NASA decided June 15 to postpone the launch of the Space Shuttle Endeavour to June 17. The original launch date for Endeavour’s mission to the International Space Station was June 13, but a potentially dangerous hydrogen gas leak led NASA to scrub the takeoff.
The new launch forces NASA to reschedule the launch of a different mission set for June 17 to June 18, when an Atlas V rocket carrying the LRO (Lunar Reconnaissance Orbiter) and LCROSS (Lunar Crater Observation and Sensing Satellite) will launch.
Those plans, of course, are subject to weather conditions and the assumption that NASA will fix the hydrogen gas leak that delayed Endeavour’s launch June 13. Forecasters are predicting a 70 percent chance of favorable launch conditions for Endeavour. If Endeavour doesn’t launch before June 20, the mission will be delayed until July 11 because the late June and early July sun angle on the ISS would create heat-related difficulties for Endeavour.
The moon shot carrying the LRO and LCROSS is now also on a dicey deadline as it must launch by June 20 or wait until late June.
“A lot of things have to go our way,” said Mission Management Team Chairman LeRoy Cain.
After calling off the launch, NASA began draining Endeavour’s external fuel tank to investigate the leak. A hydrogen gas leak also delayed the March launch of Discovery by four days; NASA patched that leak at a vent line but still hasn’t determined the exact source of the leak.

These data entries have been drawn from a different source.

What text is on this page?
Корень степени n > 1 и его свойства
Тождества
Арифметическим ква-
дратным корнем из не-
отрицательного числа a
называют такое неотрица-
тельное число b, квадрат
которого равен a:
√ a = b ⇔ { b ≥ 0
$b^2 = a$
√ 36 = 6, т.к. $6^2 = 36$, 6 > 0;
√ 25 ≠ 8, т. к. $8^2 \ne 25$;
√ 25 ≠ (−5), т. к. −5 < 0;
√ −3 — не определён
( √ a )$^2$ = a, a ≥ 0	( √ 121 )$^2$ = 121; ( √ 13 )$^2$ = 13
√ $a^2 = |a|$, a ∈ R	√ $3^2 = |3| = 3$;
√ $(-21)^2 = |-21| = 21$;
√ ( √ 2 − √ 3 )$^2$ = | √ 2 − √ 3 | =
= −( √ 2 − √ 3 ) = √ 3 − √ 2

Launch Director Mike Leinbach said the Endeavour gas leak made the risk of a launch-pad explosion too high.
“There’s no way we could have continued,” Leinbach said at a June 13 news conference. “It’s a commodity you just don’t mess with.”

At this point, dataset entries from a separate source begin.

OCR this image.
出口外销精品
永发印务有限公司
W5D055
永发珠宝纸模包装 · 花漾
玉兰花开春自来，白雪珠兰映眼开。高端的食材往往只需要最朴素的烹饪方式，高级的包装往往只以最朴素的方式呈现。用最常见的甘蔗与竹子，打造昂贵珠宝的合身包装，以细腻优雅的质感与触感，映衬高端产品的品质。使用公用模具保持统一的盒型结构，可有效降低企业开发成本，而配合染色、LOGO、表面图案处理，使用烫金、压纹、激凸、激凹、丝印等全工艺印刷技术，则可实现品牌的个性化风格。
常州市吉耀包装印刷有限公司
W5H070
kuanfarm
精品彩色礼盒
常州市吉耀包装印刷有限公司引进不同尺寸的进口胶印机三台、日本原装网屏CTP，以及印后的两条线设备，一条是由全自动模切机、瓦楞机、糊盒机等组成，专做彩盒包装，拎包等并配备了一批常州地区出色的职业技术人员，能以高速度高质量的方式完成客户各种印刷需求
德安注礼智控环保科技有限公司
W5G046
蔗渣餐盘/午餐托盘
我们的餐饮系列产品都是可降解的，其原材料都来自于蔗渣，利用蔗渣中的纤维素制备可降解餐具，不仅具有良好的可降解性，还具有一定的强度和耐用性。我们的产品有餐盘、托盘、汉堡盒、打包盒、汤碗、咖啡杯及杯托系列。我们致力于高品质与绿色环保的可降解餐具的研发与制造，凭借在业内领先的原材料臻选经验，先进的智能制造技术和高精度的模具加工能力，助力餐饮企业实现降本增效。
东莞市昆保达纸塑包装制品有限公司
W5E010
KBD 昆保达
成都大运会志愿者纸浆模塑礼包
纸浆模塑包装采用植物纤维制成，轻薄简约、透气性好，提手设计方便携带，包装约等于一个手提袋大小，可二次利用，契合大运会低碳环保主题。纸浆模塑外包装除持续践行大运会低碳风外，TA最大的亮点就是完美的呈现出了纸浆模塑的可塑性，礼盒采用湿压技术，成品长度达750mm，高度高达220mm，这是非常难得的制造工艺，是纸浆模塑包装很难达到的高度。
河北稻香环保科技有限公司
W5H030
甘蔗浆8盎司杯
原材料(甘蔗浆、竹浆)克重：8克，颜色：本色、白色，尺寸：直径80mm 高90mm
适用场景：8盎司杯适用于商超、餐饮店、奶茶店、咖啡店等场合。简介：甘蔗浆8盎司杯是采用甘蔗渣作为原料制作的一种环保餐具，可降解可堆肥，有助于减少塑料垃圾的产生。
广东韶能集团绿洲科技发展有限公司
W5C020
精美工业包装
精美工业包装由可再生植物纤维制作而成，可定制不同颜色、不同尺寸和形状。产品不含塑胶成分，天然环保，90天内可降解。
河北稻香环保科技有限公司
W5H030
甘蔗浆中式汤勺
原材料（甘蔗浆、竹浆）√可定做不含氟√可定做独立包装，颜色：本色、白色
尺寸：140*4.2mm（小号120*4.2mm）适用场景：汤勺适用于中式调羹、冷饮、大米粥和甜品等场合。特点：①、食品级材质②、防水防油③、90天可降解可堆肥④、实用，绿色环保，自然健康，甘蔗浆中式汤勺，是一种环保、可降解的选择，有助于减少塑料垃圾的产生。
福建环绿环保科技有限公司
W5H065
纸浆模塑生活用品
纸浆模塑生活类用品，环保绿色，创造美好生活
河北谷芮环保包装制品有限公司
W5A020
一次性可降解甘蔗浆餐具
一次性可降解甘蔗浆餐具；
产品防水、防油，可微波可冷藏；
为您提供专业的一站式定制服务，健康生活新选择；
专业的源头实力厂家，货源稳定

Endeavour was scheduled to arrive at the ISS with a cargo bay full of work, including the final permanent components of the Japan Aerospace Exploration Agency’s Kibo laboratory complex, a “front porch” on the ISS for space-exposed science experiments. To store and transport the experiments that the exposed facility will accommodate, Endeavour is also carrying a storage area similar to the logistics module on the Kibo laboratory, but not pressurized.
“It’s a real exciting mission. We are the last mission that is taking up Japanese hardware on a space shuttle … really big pieces of equipment that we’re going to go ahead and leave behind on the space station for construction,” Endeavour Commander Mark Polansky said in a preflight interview.